KeYther

Posted on January 7, 2026 by Guilherme

Latest achievements

We are pleased to announce the publication of An Axiomatisation of Solidity Memory and Storage at the 23rd International Conference on Software Engineering and Formal Methods.

Introduction

KeYther is a theorem prover that we are creating for Solidity, which is the main programming language for the biggest smart contract plataform: Ethereum. KeYther is based on KeY system, that is used to verify Java programs using dynamic logic (which is a proof calculus on symbolic execution).

The basis of a program logic for a programming language is the formalisation of the data types offered by, and definable in, the language. In this work, we already did an axiomatisation of Solidity’s data types, which is essentially an algebraic specification of these data types. The axioms, or rules, are meant to symbolically execute operations on symbolic expressions appearing in logical formulas. In future work, this axiomatisation will be embedded in a (symbolic execution based) proof calculus for Solidity dynamic logic. However, it can be equally used by other verification approaches, based on Hoare logic or weakest precondition calculi.

Memory

In our work, we started by formalising the memory model that works like a memory table with pointers. Because of that, the copy is shallow. In addition, Solidty has arbitrarily nested data structures. So we formalizing memory by creating an identity for each structure, and nested structures are formalized as a list of fields.

Storage

For the storage, they work as value data types. So we formalized it in two ways: lazy and eager:

  • In eager, the storage is formalized as a tree, which is more intuitive.
  • In lazy approach, the storage is formalized as a list of keys and values. So it has a flat data structure.

Storage and Memory

In Solidity, it is possible to copy from storage to memory and vice-versa.
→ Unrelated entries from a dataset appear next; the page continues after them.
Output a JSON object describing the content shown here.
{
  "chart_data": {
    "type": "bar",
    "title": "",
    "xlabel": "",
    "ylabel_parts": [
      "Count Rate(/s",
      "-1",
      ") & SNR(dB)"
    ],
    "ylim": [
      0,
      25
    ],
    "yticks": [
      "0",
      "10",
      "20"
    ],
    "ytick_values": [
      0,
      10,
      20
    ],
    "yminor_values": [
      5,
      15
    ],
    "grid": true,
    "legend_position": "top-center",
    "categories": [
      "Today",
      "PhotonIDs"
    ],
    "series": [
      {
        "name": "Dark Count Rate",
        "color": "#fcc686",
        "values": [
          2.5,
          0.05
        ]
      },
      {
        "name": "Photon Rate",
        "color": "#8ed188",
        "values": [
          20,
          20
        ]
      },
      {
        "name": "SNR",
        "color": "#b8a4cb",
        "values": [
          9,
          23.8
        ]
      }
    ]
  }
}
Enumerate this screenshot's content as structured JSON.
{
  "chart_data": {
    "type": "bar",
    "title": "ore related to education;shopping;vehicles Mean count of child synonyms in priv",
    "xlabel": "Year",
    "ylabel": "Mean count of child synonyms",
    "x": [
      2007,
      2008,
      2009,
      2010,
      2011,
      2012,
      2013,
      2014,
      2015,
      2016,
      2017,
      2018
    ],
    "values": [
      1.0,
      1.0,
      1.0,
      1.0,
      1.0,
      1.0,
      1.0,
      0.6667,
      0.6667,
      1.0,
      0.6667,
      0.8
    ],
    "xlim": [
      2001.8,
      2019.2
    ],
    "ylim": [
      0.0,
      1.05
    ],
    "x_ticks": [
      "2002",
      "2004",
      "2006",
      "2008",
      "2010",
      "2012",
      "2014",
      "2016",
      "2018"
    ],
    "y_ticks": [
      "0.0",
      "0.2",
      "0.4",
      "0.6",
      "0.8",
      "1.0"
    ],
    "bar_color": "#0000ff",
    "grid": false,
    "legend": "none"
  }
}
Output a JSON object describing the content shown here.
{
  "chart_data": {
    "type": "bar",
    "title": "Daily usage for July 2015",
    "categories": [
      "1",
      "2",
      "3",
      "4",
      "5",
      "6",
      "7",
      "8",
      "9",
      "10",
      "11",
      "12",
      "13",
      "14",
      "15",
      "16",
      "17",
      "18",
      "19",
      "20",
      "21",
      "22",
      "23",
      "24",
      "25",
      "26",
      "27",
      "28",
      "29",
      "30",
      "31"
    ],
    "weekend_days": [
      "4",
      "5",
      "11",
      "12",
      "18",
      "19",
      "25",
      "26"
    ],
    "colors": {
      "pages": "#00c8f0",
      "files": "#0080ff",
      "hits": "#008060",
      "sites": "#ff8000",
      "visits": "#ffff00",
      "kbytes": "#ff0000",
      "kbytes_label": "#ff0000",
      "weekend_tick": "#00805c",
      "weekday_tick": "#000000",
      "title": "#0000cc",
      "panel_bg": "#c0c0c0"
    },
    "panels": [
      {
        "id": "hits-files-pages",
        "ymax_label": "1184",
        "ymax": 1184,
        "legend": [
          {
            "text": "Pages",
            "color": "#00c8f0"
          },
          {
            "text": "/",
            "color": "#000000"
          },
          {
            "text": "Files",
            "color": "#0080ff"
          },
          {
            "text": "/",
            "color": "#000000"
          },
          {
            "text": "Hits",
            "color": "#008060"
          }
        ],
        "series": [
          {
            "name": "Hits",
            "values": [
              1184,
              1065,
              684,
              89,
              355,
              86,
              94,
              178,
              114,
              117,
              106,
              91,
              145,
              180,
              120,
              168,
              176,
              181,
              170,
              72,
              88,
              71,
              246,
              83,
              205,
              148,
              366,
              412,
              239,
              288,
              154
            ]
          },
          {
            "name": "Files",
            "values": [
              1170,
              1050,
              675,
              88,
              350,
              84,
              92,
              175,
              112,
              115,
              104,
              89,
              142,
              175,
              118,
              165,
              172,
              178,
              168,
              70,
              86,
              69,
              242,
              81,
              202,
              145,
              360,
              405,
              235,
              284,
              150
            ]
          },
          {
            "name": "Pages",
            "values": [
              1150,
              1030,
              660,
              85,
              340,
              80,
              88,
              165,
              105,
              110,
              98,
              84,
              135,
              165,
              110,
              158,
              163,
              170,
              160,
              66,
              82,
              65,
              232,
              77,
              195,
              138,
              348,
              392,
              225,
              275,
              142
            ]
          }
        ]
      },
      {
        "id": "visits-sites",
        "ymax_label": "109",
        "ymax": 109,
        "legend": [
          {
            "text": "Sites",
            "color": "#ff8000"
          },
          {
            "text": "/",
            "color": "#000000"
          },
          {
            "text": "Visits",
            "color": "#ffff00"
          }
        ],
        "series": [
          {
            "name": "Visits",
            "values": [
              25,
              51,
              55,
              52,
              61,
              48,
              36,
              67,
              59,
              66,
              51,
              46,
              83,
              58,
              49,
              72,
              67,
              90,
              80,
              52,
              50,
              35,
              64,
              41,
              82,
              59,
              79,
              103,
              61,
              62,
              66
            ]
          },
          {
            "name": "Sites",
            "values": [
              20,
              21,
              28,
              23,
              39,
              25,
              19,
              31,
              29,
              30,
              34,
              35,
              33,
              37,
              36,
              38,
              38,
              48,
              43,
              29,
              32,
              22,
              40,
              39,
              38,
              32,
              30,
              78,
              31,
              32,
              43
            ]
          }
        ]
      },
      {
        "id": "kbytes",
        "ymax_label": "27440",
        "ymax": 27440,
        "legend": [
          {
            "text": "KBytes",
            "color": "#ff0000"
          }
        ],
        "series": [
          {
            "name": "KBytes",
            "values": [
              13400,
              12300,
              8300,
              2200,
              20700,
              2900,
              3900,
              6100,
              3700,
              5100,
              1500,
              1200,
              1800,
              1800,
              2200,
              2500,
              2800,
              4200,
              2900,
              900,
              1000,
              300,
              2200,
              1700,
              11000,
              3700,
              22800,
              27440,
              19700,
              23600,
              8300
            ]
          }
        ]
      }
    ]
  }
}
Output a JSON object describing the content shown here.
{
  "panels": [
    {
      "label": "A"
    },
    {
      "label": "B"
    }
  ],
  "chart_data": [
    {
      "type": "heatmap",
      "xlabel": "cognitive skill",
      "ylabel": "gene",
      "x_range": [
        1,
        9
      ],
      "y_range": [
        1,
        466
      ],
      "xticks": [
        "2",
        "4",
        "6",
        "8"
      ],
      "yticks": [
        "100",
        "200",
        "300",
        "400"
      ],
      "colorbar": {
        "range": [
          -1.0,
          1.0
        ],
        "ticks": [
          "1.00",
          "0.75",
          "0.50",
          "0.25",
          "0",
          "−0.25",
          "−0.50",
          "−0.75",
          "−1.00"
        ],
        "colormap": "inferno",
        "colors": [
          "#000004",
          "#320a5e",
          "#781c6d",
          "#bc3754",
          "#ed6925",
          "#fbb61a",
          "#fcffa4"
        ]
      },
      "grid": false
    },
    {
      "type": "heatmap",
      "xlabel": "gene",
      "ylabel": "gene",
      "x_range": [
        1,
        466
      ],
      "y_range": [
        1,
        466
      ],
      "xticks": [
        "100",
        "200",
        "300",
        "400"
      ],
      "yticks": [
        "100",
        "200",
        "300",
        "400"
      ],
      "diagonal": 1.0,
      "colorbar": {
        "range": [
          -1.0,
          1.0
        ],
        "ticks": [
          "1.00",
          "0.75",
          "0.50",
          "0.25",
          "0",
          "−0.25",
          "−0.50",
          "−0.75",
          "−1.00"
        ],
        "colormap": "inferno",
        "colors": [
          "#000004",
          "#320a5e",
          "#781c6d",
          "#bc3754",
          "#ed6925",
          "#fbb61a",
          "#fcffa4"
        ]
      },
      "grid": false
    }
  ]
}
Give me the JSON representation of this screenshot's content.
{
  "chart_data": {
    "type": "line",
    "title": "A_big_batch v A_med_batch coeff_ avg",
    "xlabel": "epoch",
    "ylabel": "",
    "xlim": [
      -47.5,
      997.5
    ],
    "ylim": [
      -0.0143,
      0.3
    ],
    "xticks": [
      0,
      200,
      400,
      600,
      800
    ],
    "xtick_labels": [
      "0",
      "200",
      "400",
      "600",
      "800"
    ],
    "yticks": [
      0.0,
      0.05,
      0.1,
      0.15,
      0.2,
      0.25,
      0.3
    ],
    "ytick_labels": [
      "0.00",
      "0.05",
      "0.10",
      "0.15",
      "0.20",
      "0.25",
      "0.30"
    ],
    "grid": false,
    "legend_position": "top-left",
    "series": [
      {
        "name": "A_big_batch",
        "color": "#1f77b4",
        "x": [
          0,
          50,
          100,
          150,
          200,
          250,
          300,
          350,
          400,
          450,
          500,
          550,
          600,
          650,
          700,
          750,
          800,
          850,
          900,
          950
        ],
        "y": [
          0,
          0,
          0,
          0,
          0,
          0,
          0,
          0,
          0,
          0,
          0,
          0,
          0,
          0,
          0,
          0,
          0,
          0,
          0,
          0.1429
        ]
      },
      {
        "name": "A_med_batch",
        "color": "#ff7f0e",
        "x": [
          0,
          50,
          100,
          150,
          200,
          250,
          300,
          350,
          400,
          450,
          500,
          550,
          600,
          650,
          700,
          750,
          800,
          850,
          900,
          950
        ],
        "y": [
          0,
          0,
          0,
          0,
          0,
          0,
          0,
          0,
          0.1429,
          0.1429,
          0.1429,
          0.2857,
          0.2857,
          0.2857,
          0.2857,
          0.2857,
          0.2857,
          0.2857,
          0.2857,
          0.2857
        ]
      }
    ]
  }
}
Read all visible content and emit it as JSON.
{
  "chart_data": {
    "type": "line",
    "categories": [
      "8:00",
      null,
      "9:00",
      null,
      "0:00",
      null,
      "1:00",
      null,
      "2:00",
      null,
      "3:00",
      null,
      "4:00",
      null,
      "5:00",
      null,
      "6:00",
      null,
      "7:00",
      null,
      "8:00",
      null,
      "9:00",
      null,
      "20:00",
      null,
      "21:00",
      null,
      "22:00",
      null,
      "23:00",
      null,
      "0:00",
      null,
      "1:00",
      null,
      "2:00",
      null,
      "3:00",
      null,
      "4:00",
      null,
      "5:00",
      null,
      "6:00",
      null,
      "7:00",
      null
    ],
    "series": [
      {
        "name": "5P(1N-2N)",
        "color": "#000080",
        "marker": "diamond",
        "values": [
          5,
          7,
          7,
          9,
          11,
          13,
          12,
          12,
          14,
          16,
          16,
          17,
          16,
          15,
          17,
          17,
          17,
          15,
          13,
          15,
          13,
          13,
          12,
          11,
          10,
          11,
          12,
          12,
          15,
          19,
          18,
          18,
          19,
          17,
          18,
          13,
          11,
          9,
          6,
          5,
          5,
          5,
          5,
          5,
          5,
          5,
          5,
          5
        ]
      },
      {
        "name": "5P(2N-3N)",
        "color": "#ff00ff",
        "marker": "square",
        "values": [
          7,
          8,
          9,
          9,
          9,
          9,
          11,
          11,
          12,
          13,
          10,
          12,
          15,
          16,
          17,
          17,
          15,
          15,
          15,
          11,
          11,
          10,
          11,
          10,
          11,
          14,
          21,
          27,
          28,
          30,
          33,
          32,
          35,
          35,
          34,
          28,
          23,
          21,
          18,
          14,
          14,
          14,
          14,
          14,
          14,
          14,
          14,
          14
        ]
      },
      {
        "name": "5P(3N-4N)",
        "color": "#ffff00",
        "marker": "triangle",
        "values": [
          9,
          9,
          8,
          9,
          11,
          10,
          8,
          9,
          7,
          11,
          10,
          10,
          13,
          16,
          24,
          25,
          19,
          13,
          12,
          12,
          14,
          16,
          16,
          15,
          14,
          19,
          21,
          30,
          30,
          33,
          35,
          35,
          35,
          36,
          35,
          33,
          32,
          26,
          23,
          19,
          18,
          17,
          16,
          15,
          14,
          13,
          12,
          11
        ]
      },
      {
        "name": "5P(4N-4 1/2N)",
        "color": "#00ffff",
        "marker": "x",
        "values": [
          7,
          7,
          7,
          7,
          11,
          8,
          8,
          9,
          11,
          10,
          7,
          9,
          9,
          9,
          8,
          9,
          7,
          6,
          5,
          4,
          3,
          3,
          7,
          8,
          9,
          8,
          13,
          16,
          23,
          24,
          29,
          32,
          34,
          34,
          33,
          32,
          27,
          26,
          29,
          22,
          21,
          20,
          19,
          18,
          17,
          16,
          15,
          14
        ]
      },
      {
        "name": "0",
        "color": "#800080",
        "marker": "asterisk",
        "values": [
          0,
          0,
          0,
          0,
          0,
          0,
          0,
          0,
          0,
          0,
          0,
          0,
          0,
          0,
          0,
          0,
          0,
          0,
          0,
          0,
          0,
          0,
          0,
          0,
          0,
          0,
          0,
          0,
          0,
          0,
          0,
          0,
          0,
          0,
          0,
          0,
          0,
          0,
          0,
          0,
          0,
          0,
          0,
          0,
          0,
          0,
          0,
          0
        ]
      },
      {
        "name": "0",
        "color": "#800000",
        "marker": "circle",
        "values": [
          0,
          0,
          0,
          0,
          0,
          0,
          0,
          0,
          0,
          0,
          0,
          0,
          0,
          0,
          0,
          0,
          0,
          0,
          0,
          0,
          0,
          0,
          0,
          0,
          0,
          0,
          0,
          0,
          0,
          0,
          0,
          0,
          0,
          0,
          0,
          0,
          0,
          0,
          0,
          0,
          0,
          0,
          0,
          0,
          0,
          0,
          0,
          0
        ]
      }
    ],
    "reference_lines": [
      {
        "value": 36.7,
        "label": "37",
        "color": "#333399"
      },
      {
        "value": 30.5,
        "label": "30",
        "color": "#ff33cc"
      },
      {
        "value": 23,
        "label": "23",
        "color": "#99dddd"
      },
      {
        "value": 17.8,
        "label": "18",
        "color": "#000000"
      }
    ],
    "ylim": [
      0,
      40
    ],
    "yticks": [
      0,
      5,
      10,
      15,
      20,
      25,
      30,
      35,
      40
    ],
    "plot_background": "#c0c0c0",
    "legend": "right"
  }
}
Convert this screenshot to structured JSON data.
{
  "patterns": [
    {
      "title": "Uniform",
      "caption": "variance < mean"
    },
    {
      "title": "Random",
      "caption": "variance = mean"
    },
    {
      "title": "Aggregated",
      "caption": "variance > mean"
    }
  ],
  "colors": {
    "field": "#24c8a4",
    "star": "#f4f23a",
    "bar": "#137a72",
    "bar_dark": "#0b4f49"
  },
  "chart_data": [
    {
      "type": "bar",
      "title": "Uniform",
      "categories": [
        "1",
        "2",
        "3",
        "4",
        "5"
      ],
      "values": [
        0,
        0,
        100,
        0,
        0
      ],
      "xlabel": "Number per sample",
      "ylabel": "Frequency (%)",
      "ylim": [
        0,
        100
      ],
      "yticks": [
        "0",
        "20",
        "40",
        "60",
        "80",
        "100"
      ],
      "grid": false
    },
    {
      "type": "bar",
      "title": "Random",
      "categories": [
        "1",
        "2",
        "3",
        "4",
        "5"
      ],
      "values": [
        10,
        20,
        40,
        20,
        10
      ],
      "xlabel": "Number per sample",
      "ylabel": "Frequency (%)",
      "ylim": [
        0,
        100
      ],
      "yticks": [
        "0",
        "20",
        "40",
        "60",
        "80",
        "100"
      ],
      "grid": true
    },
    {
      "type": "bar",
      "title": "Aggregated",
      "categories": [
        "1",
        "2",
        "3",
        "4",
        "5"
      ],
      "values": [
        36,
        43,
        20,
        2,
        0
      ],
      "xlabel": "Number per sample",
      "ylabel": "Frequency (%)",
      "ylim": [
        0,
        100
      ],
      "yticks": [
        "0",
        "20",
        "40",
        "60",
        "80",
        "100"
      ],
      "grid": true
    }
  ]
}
We did also both formalization of lazy and eager copy. The eager does the “real copy” while the lazy looks what the eager approach is suposed to do. We did some formalization in Lean theorem prover that the eager approach respect the lazy definition.

Related Work

The work of Diego Marmsoler and Achim D. Brucker of Denotational semantics of Solidity in Isabelle/HOL has the axiomatization of memory and storage, but it is still not enough for high degree of automation.

The paper SMT-Friendly Formalization of the Solidity Memory Model has good automation because it relies on Boogie, which uses Z3 (an SMT solver). However, the memory and storage are still not fully automatizes.

Solidifier is another great theorem prover with high level of automation. However, it is a bounded model checker, so it can not verify big and complex programs.

In conclusion, our work is the only one with full formalization of memory and storage and with high degree of automation.